I only give him four stars because it's so awfully painful to read how he identified the slippery slope of creeping military-corporatism as one of many strangleholds coming on. He's a great memoirist in that much of it is touching and cynically humorous by turns, laced with all too incontrovertible depictions of then-current events.
During his tenure Locked in the Cabinet as Secretary Of Labor with Bill Clinton 1993-97, college chums Bob and Bill went to Washington with little understanding of how the political machine there would chew up, irretrievably distort and bullet back their and the voters' egalitarian, democratic ideals within months. The cheerful cohorts came in with a Democratic Congress and liberal Court and got trounced by the Republican "get tough" and get "Religious" Right in the 1994 midterm "Republican Revolution" election, branded as out-of-touch "tax and spend liberals."

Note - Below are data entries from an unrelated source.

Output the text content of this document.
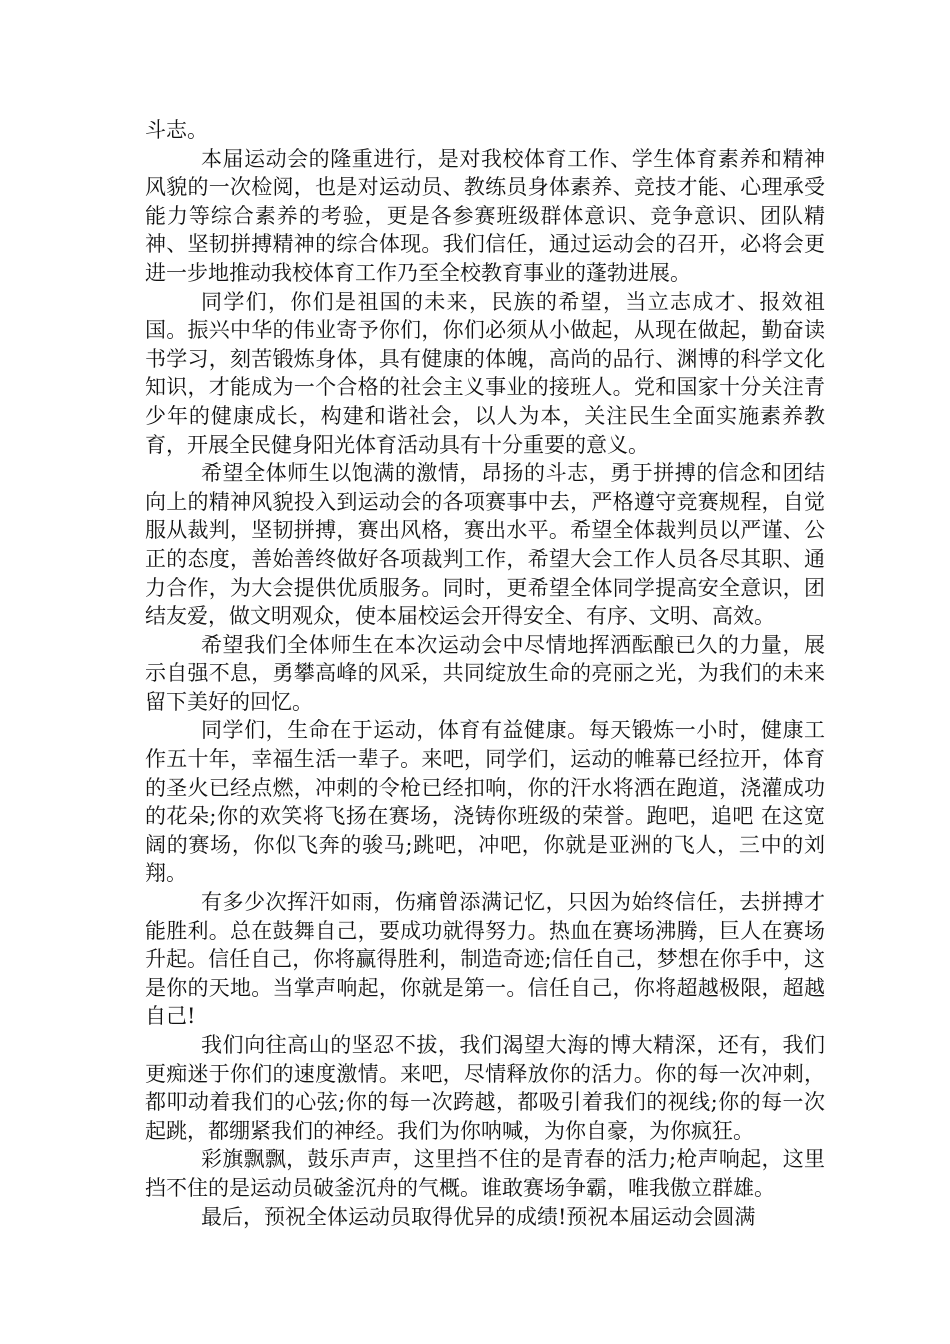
斗志。

本届运动会的隆重进行，是对我校体育工作、学生体育素养和精神风貌的一次检阅，也是对运动员、教练员身体素养、竞技才能、心理承受能力等综合素养的考验，更是各参赛班级群体意识、竞争意识、团队精神、坚韧拼搏精神的综合体现。我们信任，通过运动会的召开，必将会更进一步地推动我校体育工作乃至全校教育事业的蓬勃进展。

同学们，你们是祖国的未来，民族的希望，当立志成才、报效祖国。振兴中华的伟业寄予你们，你们必须从小做起，从现在做起，勤奋读书学习，刻苦锻炼身体，具有健康的体魄，高尚的品行、渊博的科学文化知识，才能成为一个合格的社会主义事业的接班人。党和国家十分关注青少年的健康成长，构建和谐社会，以人为本，关注民生全面实施素养教育，开展全民健身阳光体育活动具有十分重要的意义。

希望全体师生以饱满的激情，昂扬的斗志，勇于拼搏的信念和团结向上的精神风貌投入到运动会的各项赛事中去，严格遵守竞赛规程，自觉服从裁判，坚韧拼搏，赛出风格，赛出水平。希望全体裁判员以严谨、公正的态度，善始善终做好各项裁判工作，希望大会工作人员各尽其职、通力合作，为大会提供优质服务。同时，更希望全体同学提高安全意识，团结友爱，做文明观众，使本届校运会开得安全、有序、文明、高效。

希望我们全体师生在本次运动会中尽情地挥洒酝酿已久的力量，展示自强不息，勇攀高峰的风采，共同绽放生命的亮丽之光，为我们的未来留下美好的回忆。

同学们，生命在于运动，体育有益健康。每天锻炼一小时，健康工作五十年，幸福生活一辈子。来吧，同学们，运动的帷幕已经拉开，体育的圣火已经点燃，冲刺的令枪已经扣响，你的汗水将洒在跑道，浇灌成功的花朵;你的欢笑将飞扬在赛场，浇铸你班级的荣誉。跑吧，追吧 在这宽阔的赛场，你似飞奔的骏马;跳吧，冲吧，你就是亚洲的飞人，三中的刘翔。

有多少次挥汗如雨，伤痛曾添满记忆，只因为始终信任，去拼搏才能胜利。总在鼓舞自己，要成功就得努力。热血在赛场沸腾，巨人在赛场升起。信任自己，你将赢得胜利，制造奇迹;信任自己，梦想在你手中，这是你的天地。当掌声响起，你就是第一。信任自己，你将超越极限，超越自己!

我们向往高山的坚忍不拔，我们渴望大海的博大精深，还有，我们更痴迷于你们的速度激情。来吧，尽情释放你的活力。你的每一次冲刺，都叩动着我们的心弦;你的每一次跨越，都吸引着我们的视线;你的每一次起跳，都绷紧我们的神经。我们为你呐喊，为你自豪，为你疯狂。

彩旗飘飘，鼓乐声声，这里挡不住的是青春的活力;枪声响起，这里挡不住的是运动员破釜沉舟的气概。谁敢赛场争霸，唯我傲立群雄。

最后，预祝全体运动员取得优异的成绩!预祝本届运动会圆满
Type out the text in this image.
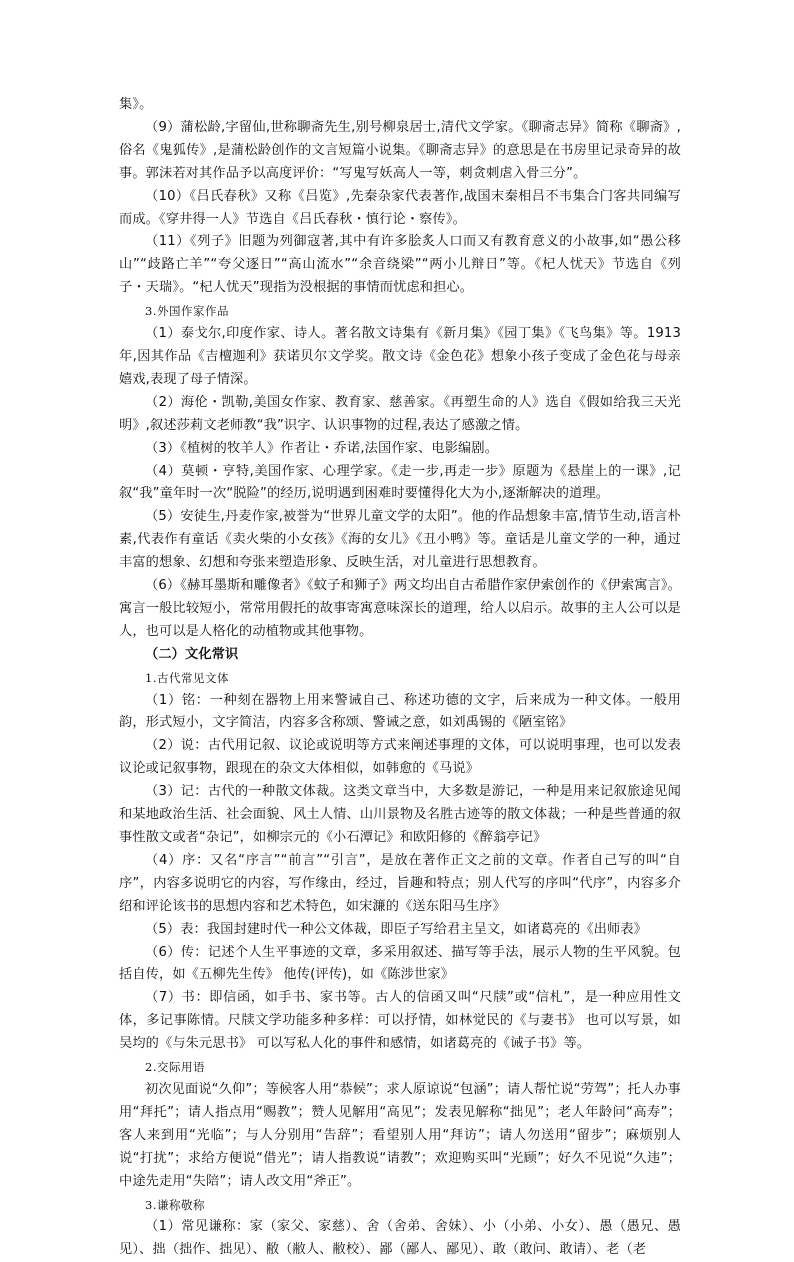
集》。

（9）蒲松龄,字留仙,世称聊斋先生,别号柳泉居士,清代文学家。《聊斋志异》简称《聊斋》,俗名《鬼狐传》,是蒲松龄创作的文言短篇小说集。《聊斋志异》的意思是在书房里记录奇异的故事。郭沫若对其作品予以高度评价：“写鬼写妖高人一等，刺贪刺虐入骨三分”。

（10）《吕氏春秋》又称《吕览》,先秦杂家代表著作,战国末秦相吕不韦集合门客共同编写而成。《穿井得一人》节选自《吕氏春秋・慎行论・察传》。

（11）《列子》旧题为列御寇著,其中有许多脍炙人口而又有教育意义的小故事,如“愚公移山”“歧路亡羊”“夸父逐日”“高山流水”“余音绕梁”“两小儿辩日”等。《杞人忧天》节选自《列子・天瑞》。“杞人忧天”现指为没根据的事情而忧虑和担心。

3.外国作家作品

（1）泰戈尔,印度作家、诗人。著名散文诗集有《新月集》《园丁集》《飞鸟集》等。1913年,因其作品《吉檀迦利》获诺贝尔文学奖。散文诗《金色花》想象小孩子变成了金色花与母亲嬉戏,表现了母子情深。

（2）海伦・凯勒,美国女作家、教育家、慈善家。《再塑生命的人》选自《假如给我三天光明》,叙述莎莉文老师教“我”识字、认识事物的过程,表达了感激之情。

（3）《植树的牧羊人》作者让・乔诺,法国作家、电影编剧。

（4）莫顿・亨特,美国作家、心理学家。《走一步,再走一步》原题为《悬崖上的一课》,记叙“我”童年时一次“脱险”的经历,说明遇到困难时要懂得化大为小,逐渐解决的道理。

（5）安徒生,丹麦作家,被誉为“世界儿童文学的太阳”。他的作品想象丰富,情节生动,语言朴素,代表作有童话《卖火柴的小女孩》《海的女儿》《丑小鸭》等。童话是儿童文学的一种，通过丰富的想象、幻想和夸张来塑造形象、反映生活，对儿童进行思想教育。

（6）《赫耳墨斯和雕像者》《蚊子和狮子》两文均出自古希腊作家伊索创作的《伊索寓言》。寓言一般比较短小，常常用假托的故事寄寓意味深长的道理，给人以启示。故事的主人公可以是人，也可以是人格化的动植物或其他事物。

（二）文化常识

1.古代常见文体

（1）铭：一种刻在器物上用来警诫自己、称述功德的文字，后来成为一种文体。一般用韵，形式短小，文字简洁，内容多含称颂、警诫之意，如刘禹锡的《陋室铭》

（2）说：古代用记叙、议论或说明等方式来阐述事理的文体，可以说明事理，也可以发表议论或记叙事物，跟现在的杂文大体相似，如韩愈的《马说》

（3）记：古代的一种散文体裁。这类文章当中，大多数是游记，一种是用来记叙旅途见闻和某地政治生活、社会面貌、风土人情、山川景物及名胜古迹等的散文体裁；一种是些普通的叙事性散文或者“杂记”，如柳宗元的《小石潭记》和欧阳修的《醉翁亭记》

（4）序：又名“序言”“前言”“引言”，是放在著作正文之前的文章。作者自己写的叫“自序”，内容多说明它的内容，写作缘由，经过，旨趣和特点；别人代写的序叫“代序”，内容多介绍和评论该书的思想内容和艺术特色，如宋濂的《送东阳马生序》

（5）表：我国封建时代一种公文体裁，即臣子写给君主呈文，如诸葛亮的《出师表》

（6）传：记述个人生平事迹的文章，多采用叙述、描写等手法，展示人物的生平风貌。包括自传，如《五柳先生传》 他传(评传)，如《陈涉世家》

（7）书：即信函，如手书、家书等。古人的信函又叫“尺牍”或“信札”，是一种应用性文体，多记事陈情。尺牍文学功能多种多样：可以抒情，如林觉民的《与妻书》 也可以写景，如吴均的《与朱元思书》 可以写私人化的事件和感情，如诸葛亮的《诫子书》等。

2.交际用语

初次见面说“久仰”；等候客人用“恭候”；求人原谅说“包涵”；请人帮忙说“劳驾”；托人办事用“拜托”；请人指点用“赐教”；赞人见解用“高见”；发表见解称“拙见”；老人年龄问“高寿”；客人来到用“光临”；与人分别用“告辞”；看望别人用“拜访”；请人勿送用“留步”；麻烦别人说“打扰”；求给方便说“借光”；请人指教说“请教”；欢迎购买叫“光顾”；好久不见说“久违”；中途先走用“失陪”；请人改文用“斧正”。

3.谦称敬称

（1）常见谦称：家（家父、家慈）、舍（舍弟、舍妹）、小（小弟、小女）、愚（愚兄、愚见）、拙（拙作、拙见）、敝（敝人、敝校）、鄙（鄙人、鄙见）、敢（敢问、敢请）、老（老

Sound familiar? The opposition agenda was the same then as now, but somewhat softer and couched in the saintly-sounding ideals of the "Contract with America" that systematically stripped the poor, disabled, women, children, unions, elderly, ill, people of color, immigrants(...) of the few public benefits, health care and jobs they/ we could get hold of and put shaming, blaming, suffering and prison time in their place. Reich was "Little Bob" to Bill's Robin Hood, but Speaker Newt of Nottingham and his gang of slithery thieves-in-official-clothing were too much for them. Giving to the rich and taking from the poor began openly in U S government only ten years after Nixon left the White House. Reich shows us their dirty, all-too-human roots.